You loved everyone you met and we loved you back. You were funny off-camera without always being "on." You were a gentleman without a single mark against your good name. You were a comedy giant in the nice, compact-sized version. I will miss you… Rest in peace, Tim Conway. pic.twitter.com/xpHIGcycdC
— RUTH BUZZI (@Ruth_A_Buzzi) May 14, 2019
The amount of joy Tim Conway brought my family as a child was immeasurable. The man was pure comedy. Riotously funny. I finally got to see him work when he guest starred on The Larry Sanders show and he was all I dreamed he would be. As kind as he was funny. He will be missed. https://t.co/69NkVC6TwZ
— Judd Apatow (@JuddApatow) May 14, 2019
When I was a kid watching "The Carol Burnett Show," no one made me laugh harder than Tim Conway. What a sweet and effortlessly funny man.
— Conan O'Brien (@ConanOBrien) May 14, 2019
RIP Master. I was honored to make you laugh and be a friend.
As I spoke at Harvey Korman’s memorial that you oversaw, I said that without question, your work together was right next to Laurel&Hardy in craft and laughs. ❤️to your family.

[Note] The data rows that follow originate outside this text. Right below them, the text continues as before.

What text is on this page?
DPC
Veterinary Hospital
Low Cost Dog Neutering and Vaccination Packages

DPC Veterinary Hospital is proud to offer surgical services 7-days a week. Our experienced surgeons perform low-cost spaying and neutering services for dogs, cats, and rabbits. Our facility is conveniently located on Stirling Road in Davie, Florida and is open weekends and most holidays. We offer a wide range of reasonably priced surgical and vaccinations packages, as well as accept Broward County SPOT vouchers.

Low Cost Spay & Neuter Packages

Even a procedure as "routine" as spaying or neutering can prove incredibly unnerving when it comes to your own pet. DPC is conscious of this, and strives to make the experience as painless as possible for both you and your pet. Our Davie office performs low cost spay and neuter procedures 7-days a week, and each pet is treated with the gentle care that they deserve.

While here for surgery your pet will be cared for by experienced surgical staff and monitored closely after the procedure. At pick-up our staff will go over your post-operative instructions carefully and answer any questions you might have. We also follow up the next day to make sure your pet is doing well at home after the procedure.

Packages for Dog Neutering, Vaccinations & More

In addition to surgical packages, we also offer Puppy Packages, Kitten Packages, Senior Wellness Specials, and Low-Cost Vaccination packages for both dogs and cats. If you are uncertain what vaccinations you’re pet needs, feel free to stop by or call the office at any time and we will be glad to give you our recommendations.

RL https://t.co/0zKWdLkBJK
— Richard Lewis (@TheRichardLewis) May 14, 2019
Even the daughter of the woman who discovered him, Georgiana Marie Guy, tweeted out her thoughts on Conway:
Mom discovered Tim Conway in 1961, but they didn't get to really work together until they did @BrookeShields SUDDENLY SUSAN with Harvey in 1997. It was a great reunion for all of them and like always, Tim was hilarious. pic.twitter.com/QcuSTrr0Tk
— Rose Marie-Official (@RoseMarie4Real) May 14, 2019
Besides the four Emmys he won with Burnett (three as a performer, one as a writer), he won Emmys for guest appearances in 1996 for Coach and in 2008 for 30 Rock.
After the Burnett years, Conway would go on to have two TV series that would only last a year a piece.

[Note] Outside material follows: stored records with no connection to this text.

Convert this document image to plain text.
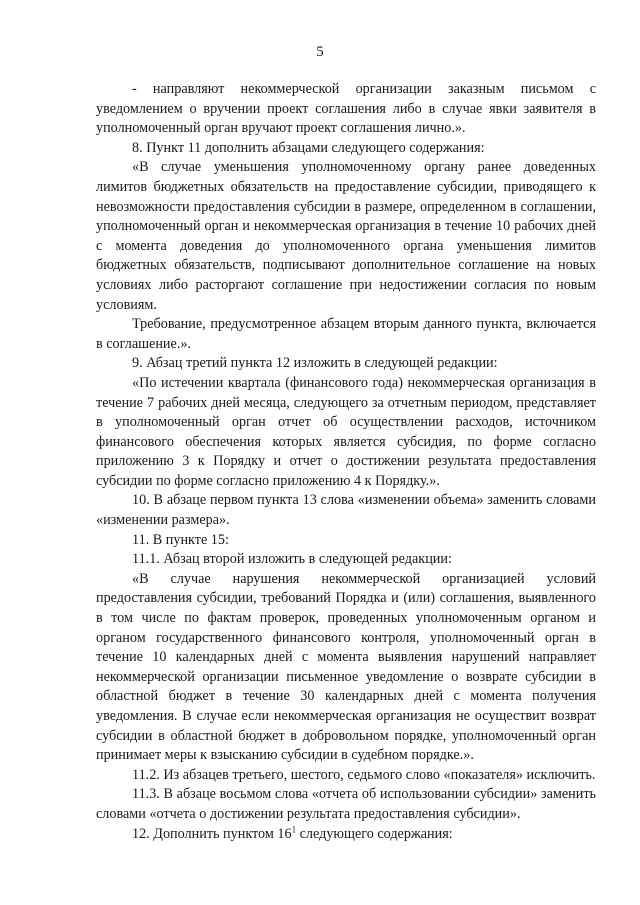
5

- направляют некоммерческой организации заказным письмом с уведомлением о вручении проект соглашения либо в случае явки заявителя в уполномоченный орган вручают проект соглашения лично.».

8. Пункт 11 дополнить абзацами следующего содержания:

«В случае уменьшения уполномоченному органу ранее доведенных лимитов бюджетных обязательств на предоставление субсидии, приводящего к невозможности предоставления субсидии в размере, определенном в соглашении, уполномоченный орган и некоммерческая организация в течение 10 рабочих дней с момента доведения до уполномоченного органа уменьшения лимитов бюджетных обязательств, подписывают дополнительное соглашение на новых условиях либо расторгают соглашение при недостижении согласия по новым условиям.

Требование, предусмотренное абзацем вторым данного пункта, включается в соглашение.».

9. Абзац третий пункта 12 изложить в следующей редакции:

«По истечении квартала (финансового года) некоммерческая организация в течение 7 рабочих дней месяца, следующего за отчетным периодом, представляет в уполномоченный орган отчет об осуществлении расходов, источником финансового обеспечения которых является субсидия, по форме согласно приложению 3 к Порядку и отчет о достижении результата предоставления субсидии по форме согласно приложению 4 к Порядку.».

10. В абзаце первом пункта 13 слова «изменении объема» заменить словами «изменении размера».

11. В пункте 15:

11.1. Абзац второй изложить в следующей редакции:

«В случае нарушения некоммерческой организацией условий предоставления субсидии, требований Порядка и (или) соглашения, выявленного в том числе по фактам проверок, проведенных уполномоченным органом и органом государственного финансового контроля, уполномоченный орган в течение 10 календарных дней с момента выявления нарушений направляет некоммерческой организации письменное уведомление о возврате субсидии в областной бюджет в течение 30 календарных дней с момента получения уведомления. В случае если некоммерческая организация не осуществит возврат субсидии в областной бюджет в добровольном порядке, уполномоченный орган принимает меры к взысканию субсидии в судебном порядке.».

11.2. Из абзацев третьего, шестого, седьмого слово «показателя» исключить.

11.3. В абзаце восьмом слова «отчета об использовании субсидии» заменить словами «отчета о достижении результата предоставления субсидии».

12. Дополнить пунктом $16^1$ следующего содержания:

He also had a modest but steady movie career, appearing in such films as The Apple Dumpling Gang (1975), The Shaggy D.A. (1976), Cannonball Run II (1984), Dear God (1996) and Air Bud 2 (1998).
The Apple Dumpling Gang and Cannonball Run II allowed him to work with his comedic hero, Don Knotts, who died in 2006.
“If there’s any reason at all I’m in the business, I think it’s Don,” Conway once said. “He’s an icon in this business. He’s an icon that’s never going to be duplicated.”
He also found success in the 1980s in a series of comedy videos based on an oddly short character named Dorf. Among them were Dorf on Golf and Dorf Goes Fishing.
More recently Conway voiced the role of Barnacle Boy for the hugely popular children’s series SpongeBob SquarePants.
In addition to his wife and daughter Jackie, Conway is survived by children Tim Jr., Patrick, Jamie, Kelly, Corey and Seann, as well as two grandchildren, Courtney and Sophia.